Some of the themes the movie tries to tackle have so much potential too but ultimately lead nowhere. There appears to be the beginnings of deconstructing the mere existence of a vigilante such as Batman but that thread quickly dies out (and was handled much better in The Lego Batman Movie). The major plot involves power, corruption, and privilege but it doesn’t really say anything about them other than point at them. And while I do admire the attempt to answer the problem about the Wayne family fortune and why isn’t it being used to help Gotham, it sets it aside and just moves on to the next thing. There is a part about utilising social media as a recruitment tool that I did like and appreciate but sadly that felt thrown in last minute.

The filmmakers are being honest when they say they are dealing with certain issues in this movie, for instance, Bruce’s trauma. But dealing with it and actually doing something interesting and with direction are not the same thing.

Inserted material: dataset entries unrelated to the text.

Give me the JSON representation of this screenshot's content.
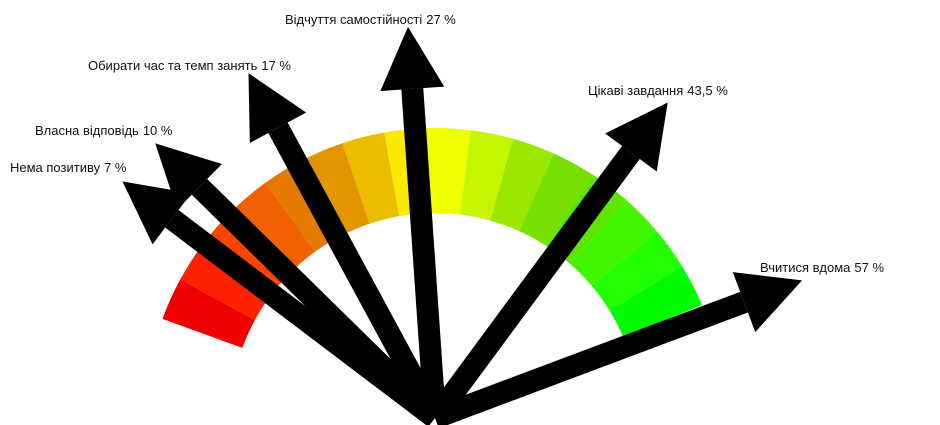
{
  "chart_data": {
    "type": "gauge",
    "categories": [
      "Нема позитиву",
      "Власна відповідь",
      "Обирати час та темп занять",
      "Відчуття самостійності",
      "Цікаві завдання",
      "Вчитися вдома"
    ],
    "values": [
      7,
      10,
      17,
      27,
      43.5,
      57
    ],
    "value_labels": [
      "7 %",
      "10 %",
      "17 %",
      "27 %",
      "43,5 %",
      "57 %"
    ],
    "color": "#000000",
    "ylim": [
      0,
      56
    ]
  }
}
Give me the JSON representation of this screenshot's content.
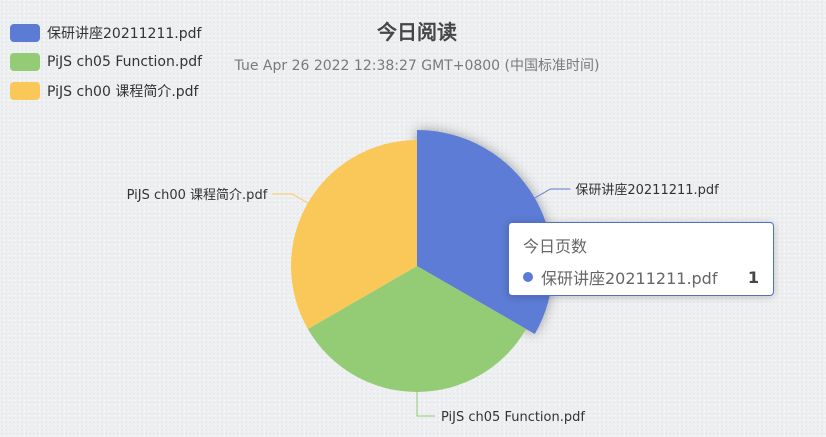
{
  "chart_data": {
    "type": "pie",
    "title": "今日阅读",
    "subtitle": "Tue Apr 26 2022 12:38:27 GMT+0800 (中国标准时间)",
    "series_name": "今日页数",
    "slices": [
      {
        "name": "保研讲座20211211.pdf",
        "value": 1,
        "color": "#5b7bd5"
      },
      {
        "name": "PiJS ch05 Function.pdf",
        "value": 1,
        "color": "#93cc75"
      },
      {
        "name": "PiJS ch00 课程简介.pdf",
        "value": 1,
        "color": "#fac858"
      }
    ],
    "legend_position": "top-left",
    "highlighted_slice": 0
  },
  "tooltip": {
    "title": "今日页数",
    "name": "保研讲座20211211.pdf",
    "value": "1",
    "color": "#5b7bd5"
  }
}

I don’t want to claim that this is a shallow movie, there appear to be attempts to be more meaningful but either the film doesn’t know how to go deep or it refuses to for fear of deconstructing Batman would break the entire premise. Not to belabour the opening food metaphor but parts of this movie are like biting into that uncooked pizza and ending up with a mouthful of raw dough.

The biggest problems this film has, and I think resolving it may have a knock-on affect that would alter and improve the other issues, are the pacing and length. At nearly 3 hours, this is a dull slog of a movie. Someone else made this observation but the shitty pacing made the film feel as though it were originally intended to be a multi-part limited series for streaming at home. It meanders at all the supposedly important emotional moments as if doing so emphasised how serious and important that scene was.

You could easily cut out 30 minutes if some of the cast didn’t talk and move at half speed (you can pick the reshoots because they were speaking at something that resembled “normal” pace then). You could cut out a further 30 minutes just by tightening the plot and script. It’s one thing to have a complex mystery to unravel but if it’s not supported by good writing then all the layers of complexity are just padding.

The unnecessarily extended runtime and faux-complexity make for an unusual act structure. That in of itself isn’t a problem and we’ve seen it before in much better movies but here it results in one too many endings and climaxes instead of a natural narrative flow, further adding to the observation that this was better suited to streaming.

I didn’t have a bad time with this film, just a frustrating one because all the ingredients were clearly there and yet very little of it worked in relation to one another. All the good stuff is undermined and cancelled out by the bad choices and you sort of end up with a bit of an average and unsatisfying affair overall.

Setting aside that I don’t like the sentiment of “turning your brain off” to enjoy a movie, this film clearly doesn’t want you to do that and yet if you think for more than 10 seconds about any one element it begins to break down or its limitations begin to surface.

This is by no means a bad film but I struggle to call it a good one too mainly because I can clearly see what it was trying to do and the story it was attempting to tell. And you can’t claim studio interference because the filmmakers had a distinct vision for The Batman, I’m just not sure they completely knew how to get there.

I’m so frustrated because this could easily have been great.